Сегодня я позволил себе похулиганить – на этих, начальных словах обвёл рукой перед собой пространство «небогатого нашего села» – от серой громады в стиле модерн на улице Некрасова до казённого здания на Греческом проспекте; публика заулыбалась, а я теперь думаю, не потому ли меня дальше торкнуло, что я вот так невзначай обозначил личную причастность к событию?

Горе горькое…

Вот!

…по́ свету шлялося…

Вот же, вот – внимание!

И на нас невзначай набрело.

Там, строкой выше, ударение со сдвигом – на предлог по, а тут лексическое – на нас, разумеется. Горе горькое набрело… На нас так на нас – я всегда это проскакиваю легко, но вообще-то есть проблемка с пониманием текста. То есть как это – «и на нас невзначай набрело»? А без этого, что ли, мы и горя не знали? В нашем-то селе? Ну, придёт чужачок, ну, застрелится, как сейчас расскажу, – и это для нашего села Горюхина, или как там его, будет самое горькое горе? То-то мы без горя жили?

Всегда странным казалось. Но прежде эту странность я и воспринимал как некую данность. А тут задалось во мне это всё не вопросами – ощущением, и ответилось на то же ощущением, что готов я поверить в непомерную горечь того горького горя. Нет, как актёр – я и так верил; как актёр я во что угодно способен поверить, иначе зрителя не убедишь, но сейчас во мне кто-то помимо актёра готов был поверить – знаете ли, за спиной Станиславского – в то, что давеча я ещё считал преувеличением. И это для меня стало новостью.

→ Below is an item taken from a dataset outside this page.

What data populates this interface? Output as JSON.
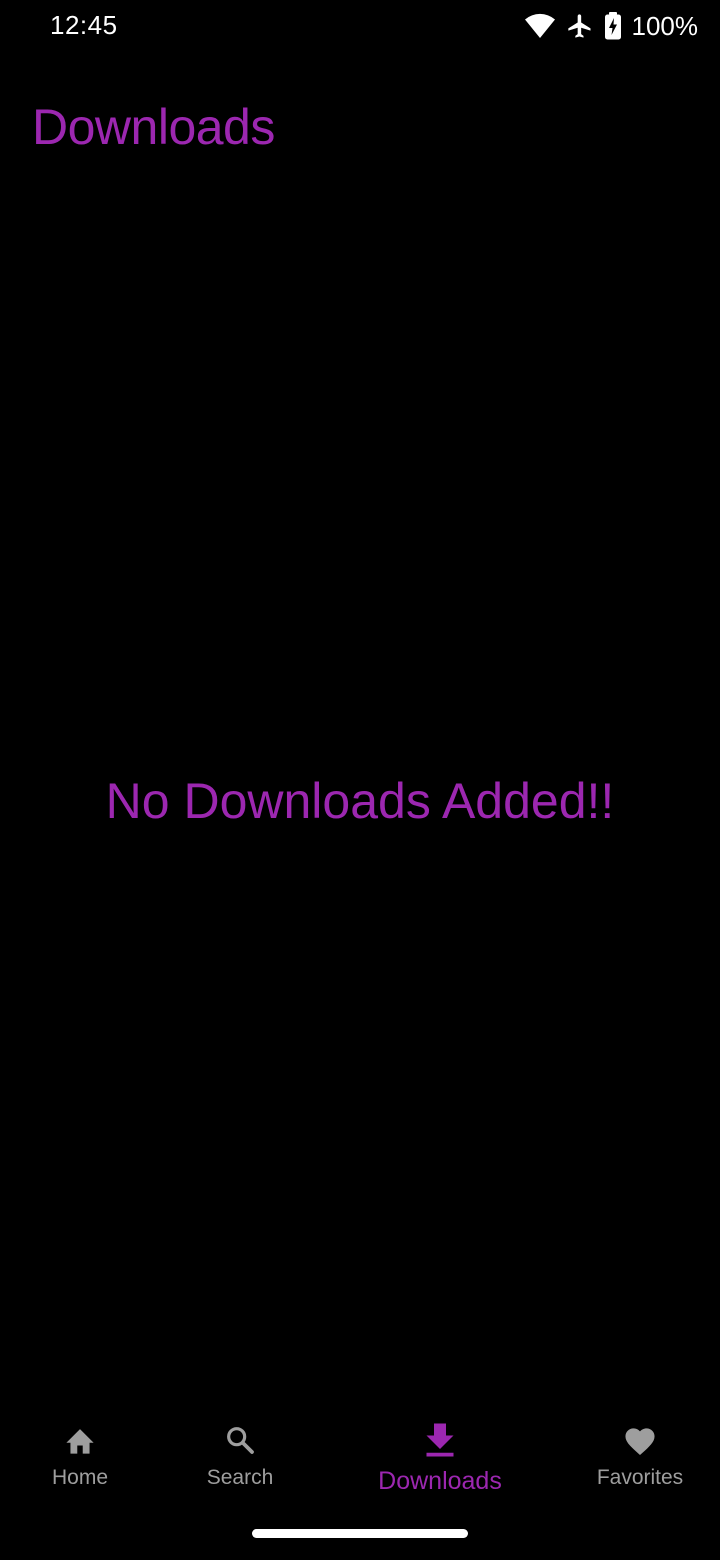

Короче, я всего им четыре первых строки прочёл, а уже отметил краем сознания – как-то не так у меня на душе: не задалось оно с настроением как-то…

Позже, обдумывая природу моего эксцесса, из всех возможных причин я менее всего грешил на заблаговременно принятое. Не первый раз и не последний – и мне ли не знать своей персональной профессиональной нормы? Другое дело, вышеупомянутый широкий жест рукой касательно «небогатого нашего села», этот мах при всей его ироничности, в самом деле, мог мне триггером быть, переключателем самосознания – на личностное восприятие вот всего того и всего этого… А главная причина, полагаю сейчас, это зябкость была. Было зябко. Не морозно, не холодно – зябко. Петербуржская наша зябкость, когда ошибиться одеждой легко, и мурашки бегут не по коже уже – по душе.

А тут ещё надо было «ой» сказать.

Теперь шла рискованная строка с восклицанием «ой» – способным вызвать комический эффект, если произнести не с тем чувством. Помню, как десятиклассники захихикали, когда услышали из моих уст:

Ой, беда приключилася страшная!

С тех пор я это «ой» стал растягивать – ооооооой – скрипучим, как спросонья, голосом, словно мне в этот момент начинало вспоминаться что-то, о чём страшно не хотелось мне вспоминать. Это работало. И я как актёр, конечно, всегда верил в эту беду, сообщая о ней с подобающей интонацией, но сейчас, здесь и сейчас, на этом месте, произнося это скрипучее ооооооой, к своему, может быть, ещё не ужасу, но изумлению, я опять почувствовал в себе помимо актёра кого-то, кто слушал и слышал, как прежде я не умел, нечто жуткое, роковое – растворённое в здешнем воздухе и вместе с тем пугающе тяжёлое. Беда была непомерной.